5.BÖLÜM - DÖNÜŞÜM

136 27 1
                                    

İçinde büyü gücü barındırmayan bir insanı büyülü bir varlığa dönüştürmek en büyük ikinci büyü günahıydı. Dönüştürme büyüsü, Alters'in yaygın inanışına göre tanrının yarattığı masum bir ruhu büyü laneti ile etkilemek demekti. Bu büyü doğaya karşı da işlenmiş bir suçtu aynı zamanda. İki ucu keskin bir bıçak gibi dönüşen kadar dönüştüreni de etkiler. Bir dönüştürme büyüsünün yapılması için mutlak şart; Cadının kanı ve vücudunda büyü gücü barındırmayan bir insan olmasıdır. Bunu ancak bir cadı yapabilirdi. Çok nadir bir durum da olsa elinde cadı kanı olan biri de bu büyüyü gerçekleştirebilir. Dönüştürmeyi yapan kimse, sanki kalbi ikiye ayrılıp birleşmişçesine, ruhu ayrılıp gelmişçesine, derisi yüzülüyormuşçasına bir ızdırap içerisine girer. Cadı o an için bu büyüyü yapmaktansa ölmeyi bile tercih edebilirdi. Cadının ruhunda asla kapanmayacak bir yaraya sebebiyet verirdi.

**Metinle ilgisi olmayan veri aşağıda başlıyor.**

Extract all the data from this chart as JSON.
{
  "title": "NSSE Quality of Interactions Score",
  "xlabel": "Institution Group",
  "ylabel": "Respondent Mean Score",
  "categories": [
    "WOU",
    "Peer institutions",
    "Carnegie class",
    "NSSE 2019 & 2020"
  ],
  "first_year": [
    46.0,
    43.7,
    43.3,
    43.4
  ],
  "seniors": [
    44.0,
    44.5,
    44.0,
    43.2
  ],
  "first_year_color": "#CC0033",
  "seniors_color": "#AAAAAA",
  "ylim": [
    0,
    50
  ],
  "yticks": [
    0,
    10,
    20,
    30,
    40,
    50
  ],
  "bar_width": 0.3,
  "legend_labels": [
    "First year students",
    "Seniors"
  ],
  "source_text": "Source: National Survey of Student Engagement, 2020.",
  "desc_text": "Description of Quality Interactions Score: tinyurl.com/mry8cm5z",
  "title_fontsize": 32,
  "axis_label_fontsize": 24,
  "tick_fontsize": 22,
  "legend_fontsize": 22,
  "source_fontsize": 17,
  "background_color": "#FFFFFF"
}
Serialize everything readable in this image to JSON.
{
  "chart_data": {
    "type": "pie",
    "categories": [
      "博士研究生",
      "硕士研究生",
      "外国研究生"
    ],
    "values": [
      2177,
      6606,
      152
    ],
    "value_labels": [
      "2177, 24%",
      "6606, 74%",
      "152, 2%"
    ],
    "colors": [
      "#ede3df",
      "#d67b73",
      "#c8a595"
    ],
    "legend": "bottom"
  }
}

İşte bu günah için nice ozanlar pek çok şiir yazmıştır. İçlerinden en önemlisi Gezgin Ozan lakaplı Kopukuz Taurım'dı. Taurım bir şiirinde bu olaydan şöyle bahsetmişti:

Tanrı yarattı ve dağıttı tüm ruhları,

Cadılar aldı masumlardan ahları,

Kalanların göğe yükseldi vahları.

***

Gök parçalandı yere yağdı yıldırımlar,

Dağlar titredi, uludu gümüş Kurımlar,

Toprak kustu kara olanı söyler bunu Taurımlar...

***

Ruhları karalama,

Suları bulandırma,

Toprağı karartma,

Göğü kızdırma,

Ey Cadı kızı Cadı!


Miharma'dan sonra yüzüncü yıl cin ayı 1. Normal geceler 1. Gün

Nona Hisarı'nın Kuzeyi – Burla Burnu

Yaklaşık 8 saattir yolda olmalarına rağmen kimsenin ağzını bıçak açmıyordu. Arabanın içinde Therwals ve Amul vardı. Dönüşümü öğretebileceği en sadık kızı Amul... bu zaman kadar Amul aldığı emirlerin tek birini dahi sorgulamamıştı. İşte tam da bunun için Cadı Therwals, kızı Amul'a bunun ne denli sıkıntılı bir durum olduğunu göstermek için yanında götürecekti. Zira bunu Kıtada iki kişi yapabiliyordu-biri kendisiydi diğeri de kardeşi Pinetelli-. Ama o asla böyle bir şeyi yapabilecek kadar cesur bir cadı değildi. Pinetelli kişiliği gereği her zaman merhametli olmuştu. Aynı en küçük kızı Feilan gibi... O yüzden ne zaman Feilan'la fikir ayrılığına düşse aklına kardeşi gelirdi. Anneleri onlara bu büyüyü öğretirken Pinetelli göz yaşlarına boğulmuştu. Therwals o zamanlar gençti ama bu laneti öğrenmesinin bir amacı olduğunu biliyordu. Kızlarının geleceği ve kardeşlerin elinde can vermemeleri için birşeyler yapmak zorundaydı ve bu konuda yalnızca bir askerden farksız olan Amul'a güvenebilirdi. Amul onun en güvenilir askeriydi. Önünde 8 tane atın sıralı bir şekilde dizilmiş olan arabanın camında görüntü hızla akıyordu. Ağaçların, yaprakların ve kuş seslerinin eşliğinde Therwals bir süre düşünceleri ile boğuşmaya devam etti. Daha önce hiç yapmamıştı ama yaparken annesini görmüştü. Annesinin çektiği acıyı çok net hatırlıyordu. Ne daha öncesinde ne de daha sonrasında Yüce annesin böyle bir acı çektiğini görmemişti. Bu yüzden çok tedirgindi.